You will be surprised to find how many hidden jobs are listed on the company sites themselves!


I can’t say enough about the power of networking!  According to NPR, 70-80% of jobs are not even posted at all!  Not on job search sites or online job boards but are filled through knowing someone.  That is a huge number of positions that you wouldn’t know about unless you asked someone about it.  Don’t underestimate the power of actual human contact, my friends!    

Let’s start with LinkedIn.  This is not just a place to connect with others as a social media platform but so much more.  Unlike other sites, you have a full, easy access view of where your connections work and who they are linked to.  This is helpful when you’re trying to find a job at a specific company.

To use LinkedIn and personal connections to your advantage:

  1. Make a list of companies you might be interested in working for
  2. Look at your LinkedIn connections and friends to see who might be connected to that company
  3. Reach out via email, phone or in person to have a conversation about open positions
  4. Be honest, personable and sincere when making a connection

The key to remember to LinkedIn is that people can also see your profile.  This means you want to make sure it’s updated with all your information including a PROFESSIONAL photo, work experience, and a catchy headline that captures your professional personality.

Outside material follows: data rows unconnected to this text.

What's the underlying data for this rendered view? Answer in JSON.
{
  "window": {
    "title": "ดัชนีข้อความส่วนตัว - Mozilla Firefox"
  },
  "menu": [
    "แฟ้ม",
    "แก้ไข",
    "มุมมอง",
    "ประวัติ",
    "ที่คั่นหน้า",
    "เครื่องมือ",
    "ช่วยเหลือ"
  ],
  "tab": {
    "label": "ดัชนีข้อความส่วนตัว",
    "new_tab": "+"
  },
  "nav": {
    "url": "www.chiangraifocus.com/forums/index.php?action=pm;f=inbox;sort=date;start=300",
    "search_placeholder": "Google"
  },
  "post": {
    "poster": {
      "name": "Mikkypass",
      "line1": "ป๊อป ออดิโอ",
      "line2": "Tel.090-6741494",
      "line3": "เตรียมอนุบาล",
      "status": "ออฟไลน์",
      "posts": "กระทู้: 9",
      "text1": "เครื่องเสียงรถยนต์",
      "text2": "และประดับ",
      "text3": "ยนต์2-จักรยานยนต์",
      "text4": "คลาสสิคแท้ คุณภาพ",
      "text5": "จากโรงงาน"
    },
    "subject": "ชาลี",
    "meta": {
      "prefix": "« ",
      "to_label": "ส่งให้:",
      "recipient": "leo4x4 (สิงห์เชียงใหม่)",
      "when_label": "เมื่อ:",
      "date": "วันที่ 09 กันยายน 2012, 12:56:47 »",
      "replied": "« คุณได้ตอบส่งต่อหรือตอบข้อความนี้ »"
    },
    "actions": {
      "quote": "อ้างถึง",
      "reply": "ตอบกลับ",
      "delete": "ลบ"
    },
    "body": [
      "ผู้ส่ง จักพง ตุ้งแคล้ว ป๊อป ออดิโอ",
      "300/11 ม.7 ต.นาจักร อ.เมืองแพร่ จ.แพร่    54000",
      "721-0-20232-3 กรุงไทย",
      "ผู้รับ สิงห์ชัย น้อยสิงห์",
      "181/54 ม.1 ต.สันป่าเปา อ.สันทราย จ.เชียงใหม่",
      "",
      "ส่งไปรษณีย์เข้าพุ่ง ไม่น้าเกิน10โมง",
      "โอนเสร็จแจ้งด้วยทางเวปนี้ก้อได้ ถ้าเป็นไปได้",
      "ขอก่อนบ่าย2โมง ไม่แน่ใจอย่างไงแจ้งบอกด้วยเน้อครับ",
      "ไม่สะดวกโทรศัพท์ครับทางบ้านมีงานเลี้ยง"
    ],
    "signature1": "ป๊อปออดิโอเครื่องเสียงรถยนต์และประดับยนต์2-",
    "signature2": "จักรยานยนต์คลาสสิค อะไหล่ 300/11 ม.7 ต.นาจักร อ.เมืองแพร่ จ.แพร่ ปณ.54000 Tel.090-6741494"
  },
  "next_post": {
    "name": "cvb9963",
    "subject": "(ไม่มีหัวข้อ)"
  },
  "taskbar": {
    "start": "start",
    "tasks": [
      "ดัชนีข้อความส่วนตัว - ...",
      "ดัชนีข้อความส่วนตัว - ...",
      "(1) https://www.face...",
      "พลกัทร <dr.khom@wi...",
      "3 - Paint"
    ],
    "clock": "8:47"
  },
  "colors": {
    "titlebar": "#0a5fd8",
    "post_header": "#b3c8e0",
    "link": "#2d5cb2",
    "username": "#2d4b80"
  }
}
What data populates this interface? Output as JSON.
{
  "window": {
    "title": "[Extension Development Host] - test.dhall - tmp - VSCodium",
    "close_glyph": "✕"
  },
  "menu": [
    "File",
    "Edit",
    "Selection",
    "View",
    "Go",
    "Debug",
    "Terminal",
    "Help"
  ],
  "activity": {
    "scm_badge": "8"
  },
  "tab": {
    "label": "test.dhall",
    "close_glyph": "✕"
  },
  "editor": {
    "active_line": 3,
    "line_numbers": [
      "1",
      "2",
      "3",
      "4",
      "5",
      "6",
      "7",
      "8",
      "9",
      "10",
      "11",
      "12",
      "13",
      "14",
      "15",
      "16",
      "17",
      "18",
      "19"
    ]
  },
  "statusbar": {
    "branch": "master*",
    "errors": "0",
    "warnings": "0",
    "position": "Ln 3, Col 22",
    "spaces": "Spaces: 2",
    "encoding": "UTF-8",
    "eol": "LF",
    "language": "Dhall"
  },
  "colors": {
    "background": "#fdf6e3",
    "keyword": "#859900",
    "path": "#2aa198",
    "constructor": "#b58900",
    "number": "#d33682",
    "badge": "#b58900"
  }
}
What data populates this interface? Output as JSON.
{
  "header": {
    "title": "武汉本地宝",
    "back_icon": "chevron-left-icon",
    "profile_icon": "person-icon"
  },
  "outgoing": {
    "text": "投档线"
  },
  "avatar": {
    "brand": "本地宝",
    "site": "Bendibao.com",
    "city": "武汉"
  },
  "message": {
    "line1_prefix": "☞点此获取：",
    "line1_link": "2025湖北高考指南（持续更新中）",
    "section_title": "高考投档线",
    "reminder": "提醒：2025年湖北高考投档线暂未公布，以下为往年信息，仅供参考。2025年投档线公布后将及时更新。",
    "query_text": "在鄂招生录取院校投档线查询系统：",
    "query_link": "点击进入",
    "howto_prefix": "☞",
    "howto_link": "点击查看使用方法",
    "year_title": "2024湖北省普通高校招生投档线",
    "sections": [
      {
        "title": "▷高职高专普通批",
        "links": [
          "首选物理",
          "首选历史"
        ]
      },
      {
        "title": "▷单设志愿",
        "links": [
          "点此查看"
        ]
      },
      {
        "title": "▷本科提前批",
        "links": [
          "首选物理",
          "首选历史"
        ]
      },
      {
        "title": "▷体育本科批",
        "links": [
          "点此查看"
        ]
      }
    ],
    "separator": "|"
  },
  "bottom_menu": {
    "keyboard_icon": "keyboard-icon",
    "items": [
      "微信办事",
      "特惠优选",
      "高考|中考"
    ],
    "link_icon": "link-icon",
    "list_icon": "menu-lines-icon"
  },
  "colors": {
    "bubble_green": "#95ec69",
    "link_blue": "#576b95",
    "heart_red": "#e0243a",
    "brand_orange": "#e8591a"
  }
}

Did you also know that you can apply and find actual positions on LinkedIn?  On your side bar, you’ll find suggested positions based on your experience, connections and interests.   You can also use the job search function to find companies of interest and companies within your network. How cool is that?!?


Using a recruiter can be a good option but keep in mind that recruiters are looking to fill specific positions set out by companies.  If you meet the qualifications and skill sets they are looking for this can be really beneficial but if you don’t-using a recruiter may not be worth your while.  There is no harm reaching out to a local agency to have a pre-screen interview and have them keep your resume on file to see if they can find a fit.  With that said, don’t put all of your eggs in this one basket and continue to explore using your connections.

How did you find your last job?  If you’re looking for a job, what resources have you used?